He heard it bound up the tunnel, roll back a way, come to rest.
Evidently his captors heard it too, for there came a sharp mewing and growling, which did not break off sharply, but sank into a confused palaver of similar sounds, strongly suggestive of some kind of speech. Once or twice he thought he recognized human words, oddly telescoped and slurred to fit feline and canine palates. It was not pleasant to be cramped up in a tunnel and wondering what cats and dogs were saying about you in a half-borrowed, quasi-intelligent jargon.
And then, very softly, Thorn thought he heard someone calling his name.
His almost immediate reaction was a sardonic grimace at the vast number of unlikely sounds a miserable man will twist into a resemblance of his name. But gradually the fancied sound began to exert a subtle pull on his thoughts, dragging them away toward speculations which his present predicament did not justify.
But who is to say what thoughts a trapped and doomed man shall think? As Thorn told himself with some calmness, this was probably his last stretch of reflective thinking. Of course, when death came sufficiently close, the fear of it might enable him to escape into another body. But that was by no means certain or even probable. He reflected that every exchange he had made had been into a worse world. And now, presumably, he was at the bottom, and like energy that has reached the nadir of its cycle of degradation, unable to rise except with outside help.
Besides, he did not like the idea of dooming any other Thorn to this predicament, although he was afraid he would do it if given the chance.
Again he dreamily fancied he heard his name called.
He wondered what was happening to those other Thorns, in their hodgepodged destinies. Thorn III in World II—had he died in the instant of his arrival there, or had the Servants noted the personality-change in time and perhaps spared him? Thorn II in World I. Thorn I in World III. It was like some crazy game—some game devised by a mad, cruel god.

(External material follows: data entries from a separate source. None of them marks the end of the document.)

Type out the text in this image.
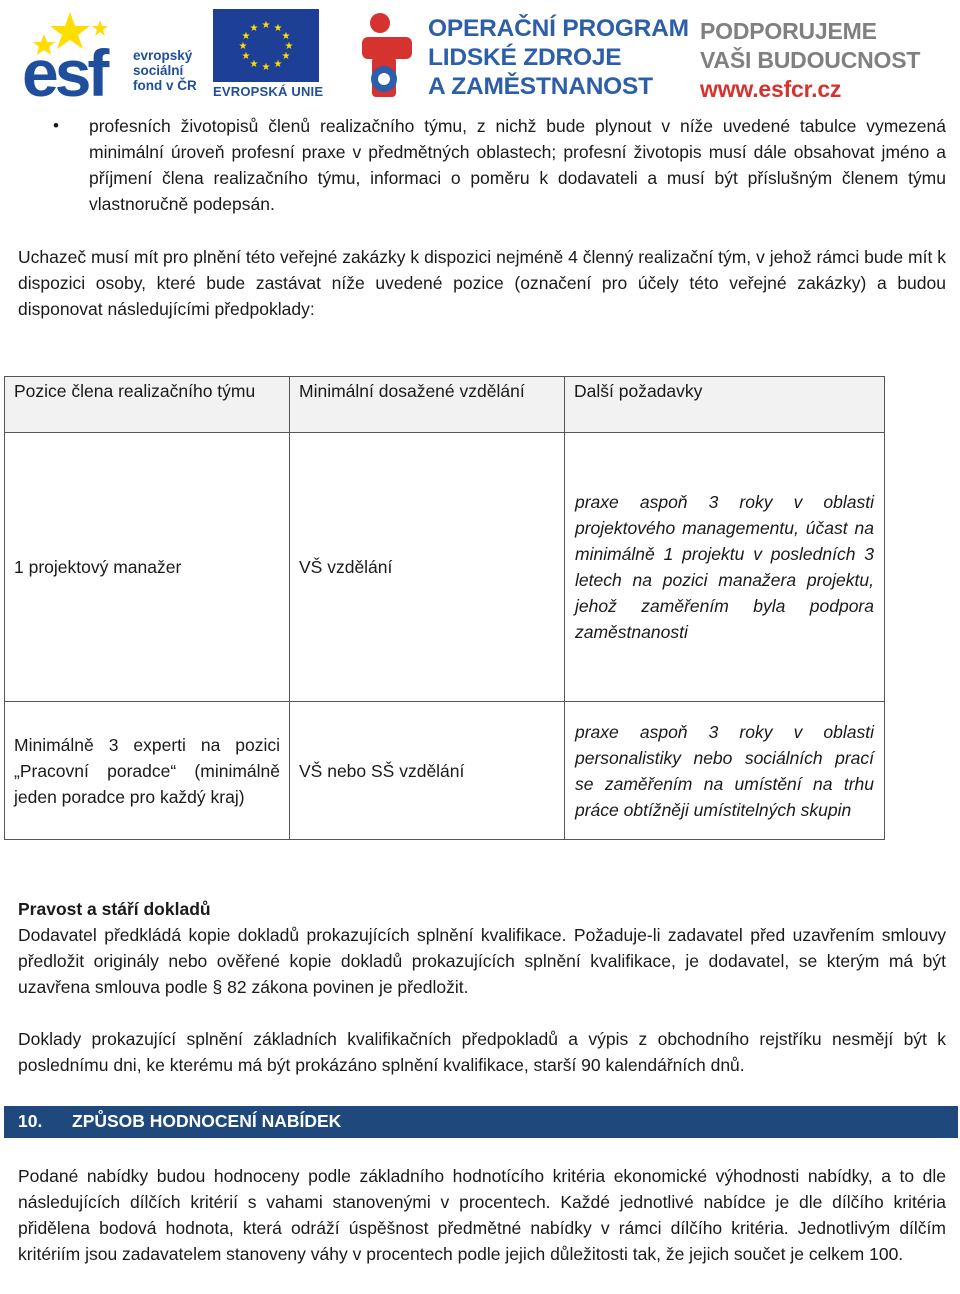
esf	evropský
sociální
fond v ČR
★ ★
★
★
★
★
★
★
★
★
★
★
EVROPSKÁ UNIE
OPERAČNÍ PROGRAM
LIDSKÉ ZDROJE
A ZAMĚSTNANOST
PODPORUJEME
VAŠI BUDOUCNOST
www.esfcr.cz
• profesních životopisů členů realizačního týmu, z nichž bude plynout v níže uvedené tabulce vymezená minimální úroveň profesní praxe v předmětných oblastech; profesní životopis musí dále obsahovat jméno a příjmení člena realizačního týmu, informaci o poměru k dodavateli a musí být příslušným členem týmu vlastnoručně podepsán.

Uchazeč musí mít pro plnění této veřejné zakázky k dispozici nejméně 4 členný realizační tým, v jehož rámci bude mít k dispozici osoby, které bude zastávat níže uvedené pozice (označení pro účely této veřejné zakázky) a budou disponovat následujícími předpoklady:

Pozice člena realizačního týmu	Minimální dosažené vzdělání	Další požadavky
1 projektový manažer	VŠ vzdělání	praxe aspoň 3 roky v oblasti projektového managementu, účast na minimálně 1 projektu v posledních 3 letech na pozici manažera projektu, jehož zaměřením byla podpora zaměstnanosti
Minimálně 3 experti na pozici „Pracovní poradce“ (minimálně jeden poradce pro každý kraj)	VŠ nebo SŠ vzdělání	praxe aspoň 3 roky v oblasti personalistiky nebo sociálních prací se zaměřením na umístění na trhu práce obtížněji umístitelných skupin
Pravost a stáří dokladů

Dodavatel předkládá kopie dokladů prokazujících splnění kvalifikace. Požaduje-li zadavatel před uzavřením smlouvy předložit originály nebo ověřené kopie dokladů prokazujících splnění kvalifikace, je dodavatel, se kterým má být uzavřena smlouva podle § 82 zákona povinen je předložit.

Doklady prokazující splnění základních kvalifikačních předpokladů a výpis z obchodního rejstříku nesmějí být k poslednímu dni, ke kterému má být prokázáno splnění kvalifikace, starší 90 kalendářních dnů.

10. ZPŮSOB HODNOCENÍ NABÍDEK

Podané nabídky budou hodnoceny podle základního hodnotícího kritéria ekonomické výhodnosti nabídky, a to dle následujících dílčích kritérií s vahami stanovenými v procentech. Každé jednotlivé nabídce je dle dílčího kritéria přidělena bodová hodnota, která odráží úspěšnost předmětné nabídky v rámci dílčího kritéria. Jednotlivým dílčím kritériím jsou zadavatelem stanoveny váhy v procentech podle jejich důležitosti tak, že jejich součet je celkem 100.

And yet what was the whole universe, so far as it had been revealed to him, but a mad, cruel pageantry? The Dawn myth was right—there were serpents gnawing at every root of the cosmic ash Yggdrasil. In three days he had seen three worlds, and none of them were good. World III, wrecked by subtronic power, cold battlefield for a hopeless last stand. World II, warped by paternalistic tyranny, smoldering with hate and boredom. World I, a utopia in appearance, but lacking real stamina or inward worth, not better than the others—only luckier.